Garlic plants emerged in the garden.
It was a mild winter so I expected they would. The actuality of it is what we crave.
The rows were mulched in autumn, although they could use more. Next time I head into town I’ll pick up a couple of bales of straw. I don’t know when that will be.
In the early morning of a normal work day I weighed whether to work my shift. The managers at the home, farm and auto supply store are the main reason I’m still there. They treat me fairly and have been flexible with my schedule. As coronavirus spreads in our county I don’t want to be exposed. In the morning huddle last week the store manager echoed the guidance of the Iowa Department of Public Health in saying if I’m sick, I shouldn’t go to work. Except for a couple of sneezes this morning, I’m not that sick. There’s more to it than that.
I’m more worried about exposure to coronavirus in a public place than in spreading my germs. My age puts me in an at-risk group to contract COVID-19. Likewise, I’m fighting diabetes with which I was diagnosed last year — another risk group. Most deaths from COVID-19 are in people over age 60. No one in my family is encouraging me to work my shift. At this point I was waiting for the early crew to arrive at the store so I can call off.
During this pandemic it’s hard to know what to do. The number of cases statewide is low at 29 as of yesterday. Of those, 18 are in our county.
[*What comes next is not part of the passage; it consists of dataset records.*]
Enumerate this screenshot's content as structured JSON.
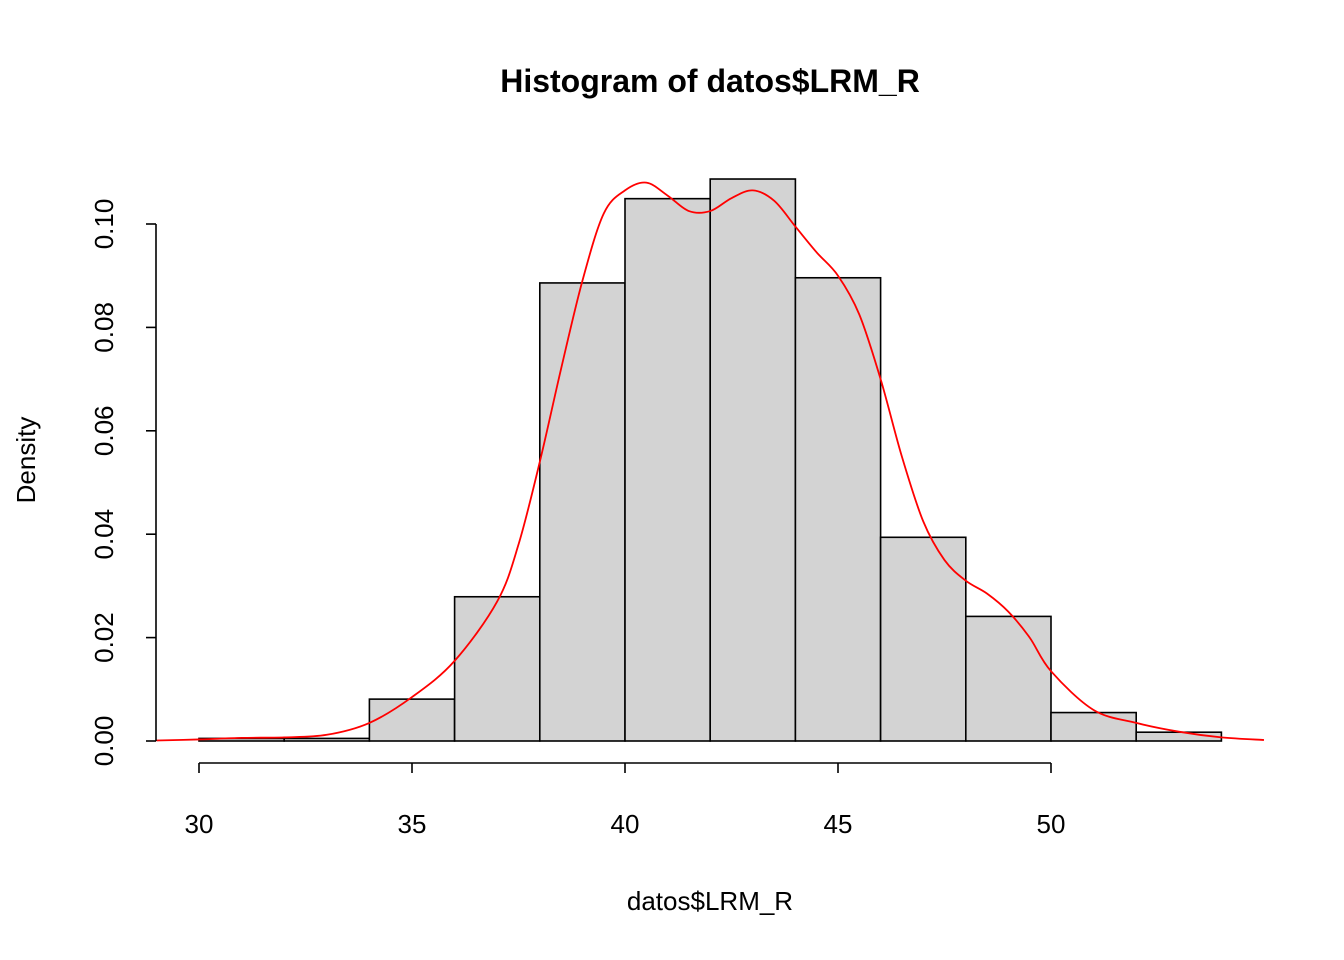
{
  "chart_data": {
    "type": "bar",
    "title": "Histogram of datos$LRM_R",
    "xlabel": "datos$LRM_R",
    "ylabel": "Density",
    "xlim": [
      29.2,
      55
    ],
    "ylim": [
      0,
      0.109
    ],
    "x_ticks": [
      30,
      35,
      40,
      45,
      50
    ],
    "y_ticks": [
      0.0,
      0.02,
      0.04,
      0.06,
      0.08,
      0.1
    ],
    "y_tick_labels": [
      "0.00",
      "0.02",
      "0.04",
      "0.06",
      "0.08",
      "0.10"
    ],
    "grid": false,
    "bin_edges": [
      30,
      32,
      34,
      36,
      38,
      40,
      42,
      44,
      46,
      48,
      50,
      52,
      54
    ],
    "values": [
      0.0005,
      0.0005,
      0.0081,
      0.0279,
      0.0886,
      0.1049,
      0.1087,
      0.0896,
      0.0394,
      0.0241,
      0.0055,
      0.0017
    ],
    "bar_fill": "#d3d3d3",
    "density_curve": {
      "color": "#ff0000",
      "x": [
        29,
        30,
        31,
        32,
        33,
        34,
        35,
        36,
        37,
        37.5,
        38,
        38.5,
        39,
        39.5,
        40,
        40.5,
        41,
        41.5,
        42,
        42.5,
        43,
        43.5,
        44,
        44.5,
        45,
        45.5,
        46,
        46.5,
        47,
        47.5,
        48,
        48.5,
        49,
        49.5,
        50,
        51,
        52,
        53,
        54,
        55
      ],
      "y": [
        0.0001,
        0.0003,
        0.0006,
        0.0007,
        0.0012,
        0.0035,
        0.0085,
        0.0155,
        0.027,
        0.038,
        0.054,
        0.072,
        0.089,
        0.102,
        0.1065,
        0.108,
        0.1055,
        0.1025,
        0.1025,
        0.105,
        0.1065,
        0.1045,
        0.0995,
        0.0945,
        0.09,
        0.0825,
        0.07,
        0.055,
        0.0425,
        0.035,
        0.031,
        0.0285,
        0.025,
        0.02,
        0.0135,
        0.006,
        0.0035,
        0.0018,
        0.0007,
        0.0002
      ]
    }
  }
}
The number could quickly escalate, so the CDC guidance to stay home if we can makes sense for the 15 day recommended period.
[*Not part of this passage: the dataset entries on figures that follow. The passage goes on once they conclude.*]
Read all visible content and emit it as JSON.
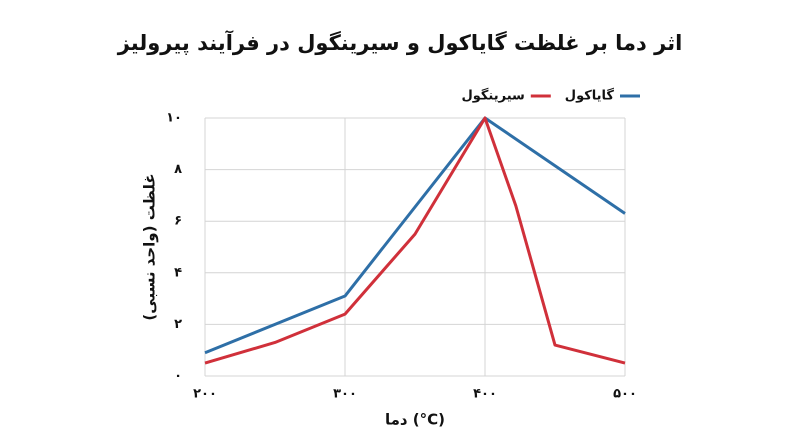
{
  "chart_data": {
    "type": "line",
    "title": "اثر دما بر غلظت گایاکول و سیرینگول در فرآیند پیرولیز",
    "xlabel": "دما (°C)",
    "ylabel": "غلظت (واحد نسبی)",
    "series": [
      {
        "name": "گایاکول",
        "color": "#2e6fa7",
        "x": [
          200,
          300,
          400,
          500
        ],
        "values": [
          0.9,
          3.1,
          10,
          6.3
        ]
      },
      {
        "name": "سیرینگول",
        "color": "#d0303a",
        "x": [
          200,
          250,
          300,
          350,
          400,
          422,
          450,
          500
        ],
        "values": [
          0.5,
          1.3,
          2.4,
          5.5,
          10,
          6.6,
          1.2,
          0.5
        ]
      }
    ],
    "xlim": [
      200,
      500
    ],
    "xticks": [
      {
        "value": 200,
        "label": "۲۰۰"
      },
      {
        "value": 300,
        "label": "۳۰۰"
      },
      {
        "value": 400,
        "label": "۴۰۰"
      },
      {
        "value": 500,
        "label": "۵۰۰"
      }
    ],
    "ylim": [
      0,
      10
    ],
    "yticks": [
      {
        "value": 0,
        "label": "۰"
      },
      {
        "value": 2,
        "label": "۲"
      },
      {
        "value": 4,
        "label": "۴"
      },
      {
        "value": 6,
        "label": "۶"
      },
      {
        "value": 8,
        "label": "۸"
      },
      {
        "value": 10,
        "label": "۱۰"
      }
    ],
    "grid": true,
    "legend": "top-right"
  }
}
The federal government is flailing. They throw hundreds of millions of dollar proposals around like we have it. The current national debt is over $23,475,000,000 with a budget deficit over a trillion dollars. We’ll have to borrow the money, most likely from China. All the jiggering of the economy seems likely to put money in the hands of people who need it least rather than address the pandemic.
As my garlic grows the tumult of national discourse seems remote. I don’t want to die from coronavirus and am doing my best to manage the risks. When I was at Fort Benning a radio station in Alabama would to play a Merle Haggard song in the wee hours of morning. It explains how I feel as well as anything:
I’m only human. I’m just a man.
Help me to believe in what I could be and all that I am.
Show me the stairway that I have to climb.
Lord for my sake, teach me to take, one day at a time.
One day at a time, sweet Jesus, that’s all I’m asking from you.
Give me the strength to do everyday what I have to do.
Yesterday’s gone, sweet Jesus, and tomorrow may never be mine,
So for my sake, teach me to take one day at a time.